EDIT: Sorry it's so long
@[member="Ayña Kottos"], yes, it is genetics. But this is also a discussion about cognitive ability, and since mules most usually combine many of the strengths attributed to the parent species including mental strength, it should make sense that two highly intelligent animals of differing but similar genetics could produce a creature even more intelligent, possibly to the point of sentience, than both contributing species.
Let's get hypothetical for an example.
Let's suppose that horses and donkey's have the same amount of intelligence. To represent the level of intelligence, lets compare it to human sentience as being 100%
To make the number's easy, let's say that both Horses and Donkey's are 50% intelligent, and due to my research, Mules are 60% intelligent.
If this were true, then lets take two creatures for example who are 90% intelligent, and due to the intellectual increase of a hybrid, the resulting infertile Mule would achieve sentience equal to that of a human, while the parents are non-sentient.
You may be saying however, that those are fairly close numbers, 90 and 100. But lets say that every 10% is obviously an increment of 100%, and thus to achieve the next 10% it requires an exponential increase. This means, that although the parent species would be very smart and bright animals, they would be comparable to a prodigal monkey, while the Mule would be comparable to a dull human/caveman. Not a huge leap but enough of a leap to make the difference between being an animal and going down the road of higher intelligence and civilization.

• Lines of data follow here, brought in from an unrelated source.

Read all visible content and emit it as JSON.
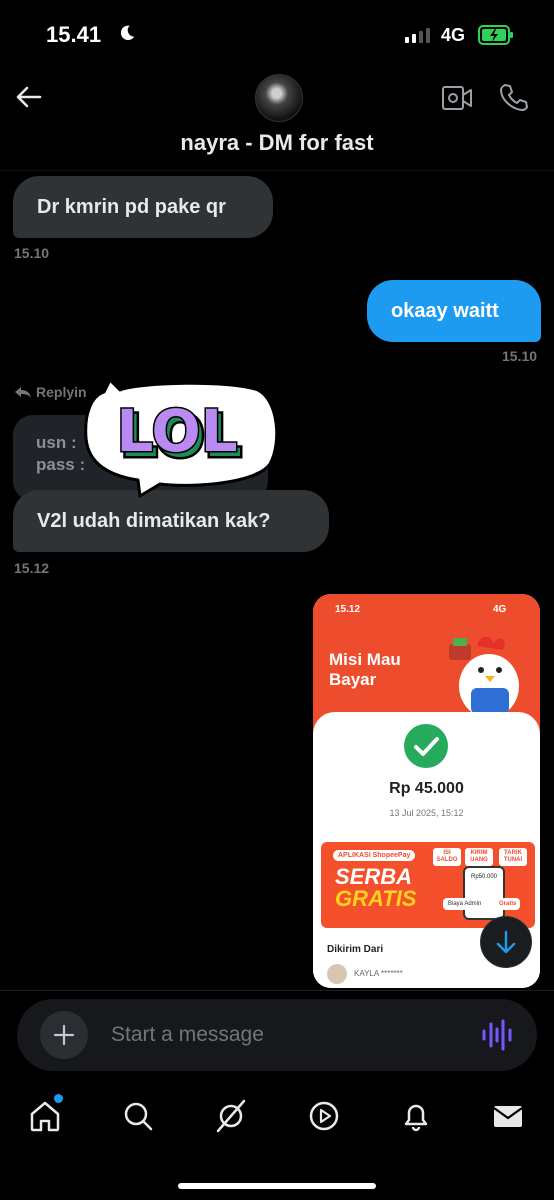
{
  "status_bar": {
    "time": "15.41",
    "network": "4G"
  },
  "header": {
    "title": "nayra - DM for fast"
  },
  "messages": [
    {
      "text": "Dr kmrin pd pake qr",
      "time": "15.10"
    },
    {
      "text": "okaay waitt",
      "time": "15.10"
    },
    {
      "replying": "Replyin",
      "quote_line1": "usn :",
      "quote_line2": "pass :",
      "text": "V2l udah dimatikan kak?",
      "time": "15.12"
    }
  ],
  "sticker": {
    "text": "LOL"
  },
  "image_card": {
    "time": "15.12",
    "network": "4G",
    "title": "Misi Mau Bayar",
    "amount": "Rp 45.000",
    "date": "13 Jul 2025, 15:12",
    "banner_app": "APLIKASI ShopeePay",
    "banner_line1": "SERBA",
    "banner_line2": "GRATIS",
    "chip1": "ISI SALDO",
    "chip2": "KIRIM UANG",
    "chip3": "TARIK TUNAI",
    "mini_amount": "Rp50.000",
    "biaya": "Biaya Admin",
    "gratis": "Gratis",
    "sender_label": "Dikirim Dari",
    "sender_name": "KAYLA *******"
  },
  "composer": {
    "placeholder": "Start a message"
  },
  "nav": [
    "home-icon",
    "search-icon",
    "grok-icon",
    "video-icon",
    "notifications-icon",
    "messages-icon"
  ],
  "colors": {
    "accent": "#1d9bf0",
    "incoming_bubble": "#2f3336",
    "timestamp": "#71767b",
    "shopee": "#ee4d2d"
  }
}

The next item I brought up, was that if sentience is achieved by a mule, it will want reproduce regardless of it's infertility. Being just barely sentient, it would still be able to realize that it is different from the rest, and in addition to that, if it finds similar creatures of its kind (other mules produced in the same two interacting herds), it is likely that over time they could learn the science of breeding and domestication.
From there, they could breed the two species to create more mules. When something like a community forms, perhaps they'd even learn to breed the two individual species to grow into a specific trait, and thus pass it down to new Mules, making them even better. By existing in numbers due to the interaction of two different species they could effectively "evolve" themselves to a higher degree of sentience, and break the breach between near-animal to modern human sentience.
I will agree that the situation is highly unlikely, but I think it is within the real of possibility, maybe even under "real world" constraints.